Alguns viram ali um triângulo: helicóptero no alto, pousado num dos vértices, e o casal e o carro do acidente, bem ao lado, formando as bases. Os três pontos do triângulo se referem aos três aspectos de Hekate, sendo o ponto de encontro para os espíritos, geralmente simbolizado pelas encruzilhadas.

Esta especulação é frágil. Continuamos estudando o caso, como se fôssemos um detetive dos romances de Agatha Christie. E chegamos a outro elemento interessante.
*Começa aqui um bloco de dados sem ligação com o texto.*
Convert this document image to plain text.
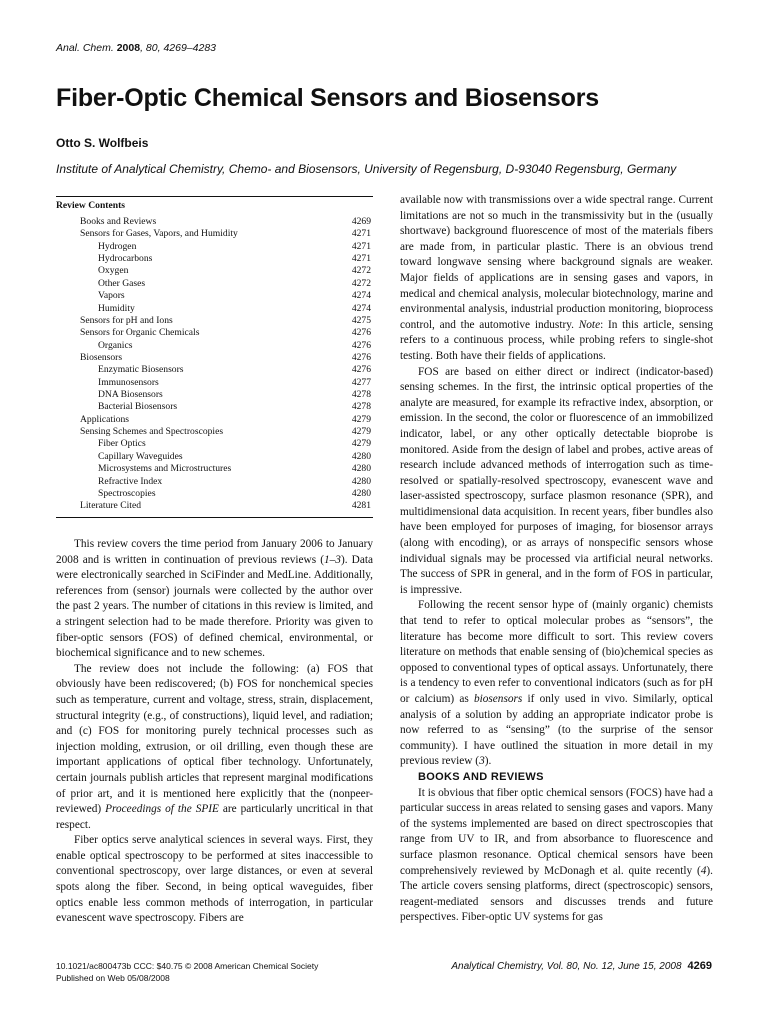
Anal. Chem. 2008, 80, 4269–4283
Fiber-Optic Chemical Sensors and Biosensors
Otto S. Wolfbeis
Institute of Analytical Chemistry, Chemo- and Biosensors, University of Regensburg, D-93040 Regensburg, Germany
Review Contents
Books and Reviews	4269
Sensors for Gases, Vapors, and Humidity	4271
Hydrogen	4271
Hydrocarbons	4271
Oxygen	4272
Other Gases	4272
Vapors	4274
Humidity	4274
Sensors for pH and Ions	4275
Sensors for Organic Chemicals	4276
Organics	4276
Biosensors	4276
Enzymatic Biosensors	4276
Immunosensors	4277
DNA Biosensors	4278
Bacterial Biosensors	4278
Applications	4279
Sensing Schemes and Spectroscopies	4279
Fiber Optics	4279
Capillary Waveguides	4280
Microsystems and Microstructures	4280
Refractive Index	4280
Spectroscopies	4280
Literature Cited	4281

This review covers the time period from January 2006 to January 2008 and is written in continuation of previous reviews (1–3). Data were electronically searched in SciFinder and MedLine. Additionally, references from (sensor) journals were collected by the author over the past 2 years. The number of citations in this review is limited, and a stringent selection had to be made therefore. Priority was given to fiber-optic sensors (FOS) of defined chemical, environmental, or biochemical significance and to new schemes.

The review does not include the following: (a) FOS that obviously have been rediscovered; (b) FOS for nonchemical species such as temperature, current and voltage, stress, strain, displacement, structural integrity (e.g., of constructions), liquid level, and radiation; and (c) FOS for monitoring purely technical processes such as injection molding, extrusion, or oil drilling, even though these are important applications of optical fiber technology. Unfortunately, certain journals publish articles that represent marginal modifications of prior art, and it is mentioned here explicitly that the (nonpeer-reviewed) Proceedings of the SPIE are particularly uncritical in that respect.

Fiber optics serve analytical sciences in several ways. First, they enable optical spectroscopy to be performed at sites inaccessible to conventional spectroscopy, over large distances, or even at several spots along the fiber. Second, in being optical waveguides, fiber optics enable less common methods of interrogation, in particular evanescent wave spectroscopy. Fibers are

available now with transmissions over a wide spectral range. Current limitations are not so much in the transmissivity but in the (usually shortwave) background fluorescence of most of the materials fibers are made from, in particular plastic. There is an obvious trend toward longwave sensing where background signals are weaker. Major fields of applications are in sensing gases and vapors, in medical and chemical analysis, molecular biotechnology, marine and environmental analysis, industrial production monitoring, bioprocess control, and the automotive industry. Note: In this article, sensing refers to a continuous process, while probing refers to single-shot testing. Both have their fields of applications.

FOS are based on either direct or indirect (indicator-based) sensing schemes. In the first, the intrinsic optical properties of the analyte are measured, for example its refractive index, absorption, or emission. In the second, the color or fluorescence of an immobilized indicator, label, or any other optically detectable bioprobe is monitored. Aside from the design of label and probes, active areas of research include advanced methods of interrogation such as time-resolved or spatially-resolved spectroscopy, evanescent wave and laser-assisted spectroscopy, surface plasmon resonance (SPR), and multidimensional data acquisition. In recent years, fiber bundles also have been employed for purposes of imaging, for biosensor arrays (along with encoding), or as arrays of nonspecific sensors whose individual signals may be processed via artificial neural networks. The success of SPR in general, and in the form of FOS in particular, is impressive.

Following the recent sensor hype of (mainly organic) chemists that tend to refer to optical molecular probes as “sensors”, the literature has become more difficult to sort. This review covers literature on methods that enable sensing of (bio)chemical species as opposed to conventional types of optical assays. Unfortunately, there is a tendency to even refer to conventional indicators (such as for pH or calcium) as biosensors if only used in vivo. Similarly, optical analysis of a solution by adding an appropriate indicator probe is now referred to as “sensing” (to the surprise of the sensor community). I have outlined the situation in more detail in my previous review (3).

BOOKS AND REVIEWS

It is obvious that fiber optic chemical sensors (FOCS) have had a particular success in areas related to sensing gases and vapors. Many of the systems implemented are based on direct spectroscopies that range from UV to IR, and from absorbance to fluorescence and surface plasmon resonance. Optical chemical sensors have been comprehensively reviewed by McDonagh et al. quite recently (4). The article covers sensing platforms, direct (spectroscopic) sensors, reagent-mediated sensors and discusses trends and future perspectives. Fiber-optic UV systems for gas

10.1021/ac800473b CCC: $40.75 © 2008 American Chemical Society
Published on Web 05/08/2008
Analytical Chemistry, Vol. 80, No. 12, June 15, 2008 4269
A fantasia do primeiro casal faz menção ao rito, aos signos, mistérios, magias curativas e a crença dos adeptos ao “voodoo” – prática da cultura religiosa de Nova Orleans. Repare na fantasia de Rute Alves e veja as caveiras cravejadas na linda indumentária. No barracão da escola, uma coreógrafa incomodada com aquela fantasia, algumas vezes, chegou a dizer alto para quem quisesse ouvir: “voodoo, mas voodoo do bem”.

 

Rute e Julinho. Foto: Henrique Matos
Rute e Julinho. Foto: Henrique Matos

Como fé é uma expressão traduzida num sentimento individual – mas que também pode ser coletivo –  pode-se acreditar ou não em coincidências. Ou mesmo optar apenas pela razão e suas explicações lógicas, mas logo haverá alguém que dirá o velho provérbio espanhol para explicar o Carnaval mais macabro da história: “Yo no creo en brujas, pero que las hay, las hay”.